2026 Legislative Agenda: Build New Permanently Affordable Co-ops—and Preserve Existing Affordable Homes Through Co-op Conversion
- SquareOne Villages

- 1 day ago
- 2 min read
Oregon needs both new housing and preservation of existing housing —and we need solutions that keep homes affordable for the long term while strengthening resident stability and control.

In the 2026 legislative session, SquareOne Villages is supporting two complementary priorities using Article XI‑Q bond financing:
Priority 1: Add $100M to LIFT Homeownership to help build more new construction Permanently Affordable Housing Co-ops.
In 2025, the LIFT Homeownership program was restructured, and SquareOne’s Rosa Village Co-op became the first cooperatively owned housing to receive a LIFT Homeownership award—providing a strong example of what this model can deliver (see chart below).

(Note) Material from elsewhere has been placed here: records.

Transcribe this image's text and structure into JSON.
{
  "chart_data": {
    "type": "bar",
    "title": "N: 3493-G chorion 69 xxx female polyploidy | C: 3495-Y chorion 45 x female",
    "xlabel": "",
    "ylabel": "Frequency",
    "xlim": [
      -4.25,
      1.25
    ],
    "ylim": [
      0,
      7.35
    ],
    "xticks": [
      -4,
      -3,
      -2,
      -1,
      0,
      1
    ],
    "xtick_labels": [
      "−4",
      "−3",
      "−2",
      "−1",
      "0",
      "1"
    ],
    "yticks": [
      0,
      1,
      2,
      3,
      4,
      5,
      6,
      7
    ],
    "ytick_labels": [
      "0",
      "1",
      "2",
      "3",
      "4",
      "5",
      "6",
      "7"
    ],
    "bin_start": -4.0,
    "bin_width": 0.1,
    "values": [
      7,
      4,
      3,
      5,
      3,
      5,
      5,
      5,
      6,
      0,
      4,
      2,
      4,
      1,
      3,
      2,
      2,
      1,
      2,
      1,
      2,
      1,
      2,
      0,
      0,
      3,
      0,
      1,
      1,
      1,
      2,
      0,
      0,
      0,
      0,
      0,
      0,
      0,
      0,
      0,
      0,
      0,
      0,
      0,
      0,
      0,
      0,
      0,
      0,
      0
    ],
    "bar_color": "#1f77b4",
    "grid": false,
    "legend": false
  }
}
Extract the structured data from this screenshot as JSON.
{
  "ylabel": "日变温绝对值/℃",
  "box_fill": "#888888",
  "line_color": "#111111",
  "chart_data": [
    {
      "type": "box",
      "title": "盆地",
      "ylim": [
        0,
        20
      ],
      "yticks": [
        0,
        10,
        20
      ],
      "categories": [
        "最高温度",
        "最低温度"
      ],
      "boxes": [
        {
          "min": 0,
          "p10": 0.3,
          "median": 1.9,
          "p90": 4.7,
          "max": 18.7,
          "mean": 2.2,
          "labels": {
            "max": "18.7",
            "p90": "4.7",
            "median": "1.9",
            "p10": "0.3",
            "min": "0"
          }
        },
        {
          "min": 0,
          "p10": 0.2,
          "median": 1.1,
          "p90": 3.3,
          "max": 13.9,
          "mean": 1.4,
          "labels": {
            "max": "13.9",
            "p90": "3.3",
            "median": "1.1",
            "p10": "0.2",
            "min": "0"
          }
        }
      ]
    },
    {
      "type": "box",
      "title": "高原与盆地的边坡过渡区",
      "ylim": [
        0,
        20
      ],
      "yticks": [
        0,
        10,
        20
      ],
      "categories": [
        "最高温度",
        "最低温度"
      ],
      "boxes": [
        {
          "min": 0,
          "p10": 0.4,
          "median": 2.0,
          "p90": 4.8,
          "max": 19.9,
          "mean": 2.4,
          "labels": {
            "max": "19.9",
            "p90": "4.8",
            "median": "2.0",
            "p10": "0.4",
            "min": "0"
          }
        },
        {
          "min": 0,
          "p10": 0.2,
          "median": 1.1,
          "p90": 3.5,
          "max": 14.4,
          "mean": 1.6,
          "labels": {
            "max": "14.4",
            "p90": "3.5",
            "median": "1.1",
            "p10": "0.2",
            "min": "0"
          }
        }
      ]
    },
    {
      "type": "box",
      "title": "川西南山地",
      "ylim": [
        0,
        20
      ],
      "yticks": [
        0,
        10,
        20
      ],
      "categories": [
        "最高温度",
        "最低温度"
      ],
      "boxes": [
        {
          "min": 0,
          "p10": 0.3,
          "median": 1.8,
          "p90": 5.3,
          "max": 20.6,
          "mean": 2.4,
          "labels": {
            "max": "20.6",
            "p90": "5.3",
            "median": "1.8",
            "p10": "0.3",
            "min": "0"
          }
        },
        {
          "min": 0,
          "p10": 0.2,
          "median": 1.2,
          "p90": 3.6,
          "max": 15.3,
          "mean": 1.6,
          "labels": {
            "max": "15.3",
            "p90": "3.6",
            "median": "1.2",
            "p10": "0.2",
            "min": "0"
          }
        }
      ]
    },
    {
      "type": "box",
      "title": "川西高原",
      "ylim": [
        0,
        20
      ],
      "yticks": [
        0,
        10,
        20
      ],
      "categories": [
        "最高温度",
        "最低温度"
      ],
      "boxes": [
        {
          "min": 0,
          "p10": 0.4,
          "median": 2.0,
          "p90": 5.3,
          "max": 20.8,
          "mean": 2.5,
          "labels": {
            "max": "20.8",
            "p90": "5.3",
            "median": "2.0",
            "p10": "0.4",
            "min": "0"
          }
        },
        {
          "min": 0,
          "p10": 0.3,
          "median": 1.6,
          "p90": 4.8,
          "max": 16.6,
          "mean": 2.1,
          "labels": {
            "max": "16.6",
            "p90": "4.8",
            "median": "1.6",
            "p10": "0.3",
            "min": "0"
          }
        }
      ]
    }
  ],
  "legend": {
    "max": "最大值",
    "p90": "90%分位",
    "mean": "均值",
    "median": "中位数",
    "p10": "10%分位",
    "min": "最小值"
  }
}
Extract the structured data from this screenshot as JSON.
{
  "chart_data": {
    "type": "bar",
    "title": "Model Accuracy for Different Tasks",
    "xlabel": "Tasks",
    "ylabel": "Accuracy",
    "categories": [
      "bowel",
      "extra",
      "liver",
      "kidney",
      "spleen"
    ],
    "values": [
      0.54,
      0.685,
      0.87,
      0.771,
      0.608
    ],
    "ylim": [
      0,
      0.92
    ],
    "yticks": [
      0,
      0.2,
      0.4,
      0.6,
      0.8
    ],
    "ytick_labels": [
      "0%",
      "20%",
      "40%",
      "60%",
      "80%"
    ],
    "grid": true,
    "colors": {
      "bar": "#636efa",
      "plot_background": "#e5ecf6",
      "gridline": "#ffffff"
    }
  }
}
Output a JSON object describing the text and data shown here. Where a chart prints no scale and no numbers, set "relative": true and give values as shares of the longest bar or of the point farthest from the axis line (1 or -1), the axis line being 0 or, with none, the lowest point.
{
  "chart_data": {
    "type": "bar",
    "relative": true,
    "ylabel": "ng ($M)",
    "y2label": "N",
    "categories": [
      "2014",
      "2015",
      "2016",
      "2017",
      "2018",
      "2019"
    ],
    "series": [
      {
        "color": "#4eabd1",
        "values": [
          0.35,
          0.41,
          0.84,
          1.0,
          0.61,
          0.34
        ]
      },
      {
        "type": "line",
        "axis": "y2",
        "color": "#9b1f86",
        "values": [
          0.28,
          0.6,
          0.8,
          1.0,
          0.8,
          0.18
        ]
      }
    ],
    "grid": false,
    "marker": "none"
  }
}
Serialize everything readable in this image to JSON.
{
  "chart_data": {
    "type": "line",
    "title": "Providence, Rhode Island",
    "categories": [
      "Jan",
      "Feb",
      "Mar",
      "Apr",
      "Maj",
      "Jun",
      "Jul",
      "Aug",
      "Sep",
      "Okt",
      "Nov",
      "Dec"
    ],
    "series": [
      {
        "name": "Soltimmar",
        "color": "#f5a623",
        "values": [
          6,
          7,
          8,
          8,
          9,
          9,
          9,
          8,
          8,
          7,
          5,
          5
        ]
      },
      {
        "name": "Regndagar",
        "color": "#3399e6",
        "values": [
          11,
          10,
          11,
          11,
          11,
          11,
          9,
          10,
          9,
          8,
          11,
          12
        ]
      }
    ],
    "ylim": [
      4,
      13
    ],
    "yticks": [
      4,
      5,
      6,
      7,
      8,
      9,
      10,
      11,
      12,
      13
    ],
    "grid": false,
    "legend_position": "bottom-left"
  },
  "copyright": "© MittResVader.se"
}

The challenge is that LIFT Homeownership is now oversubscribed and underfunded, and current allocations make it difficult to fund larger co-op developments at scale.
For the current 2025-2027 biennium, LIFT Rental received $700m and LIFT Homeownership received just $100m. But with the inclusion of cooperative housing, Homeownership can now reach households previously only served by Rental while providing a more equitable product to residents, and thus deserves a greater allocation of funding.
We urge legislators to take action to add an additional $100m to this critical program.
Priority 2: Support HB 4036 to provide $100M for preservation, creating a new resource that can help keep existing affordable rentals affordable (with major potential for co-op conversions)
We also support HB 4036, which would create the Housing Opportunity, Longevity, and Durability (HOLD) Fund and authorize $100 million in Article XI‑Q bonds for affordable housing preservation—acquiring and rehabilitating at-risk properties and preserving manufactured housing communities when they come up for sale.
Housing Oregon emphasizes the urgency: roughly 15,000 affordable homes are at risk statewide due to overlapping pressures like expiring affordability, serious physical repair needs, and manufactured housing parks vulnerable to sale and displacement.
This new preservation funding source could also have a big impact in helping to catalyze co-op conversions: helping tenants purchase their building when an existing affordable rental property is approaching a recapitalization moment—locking in long-term affordability while strengthening resident stability and community control.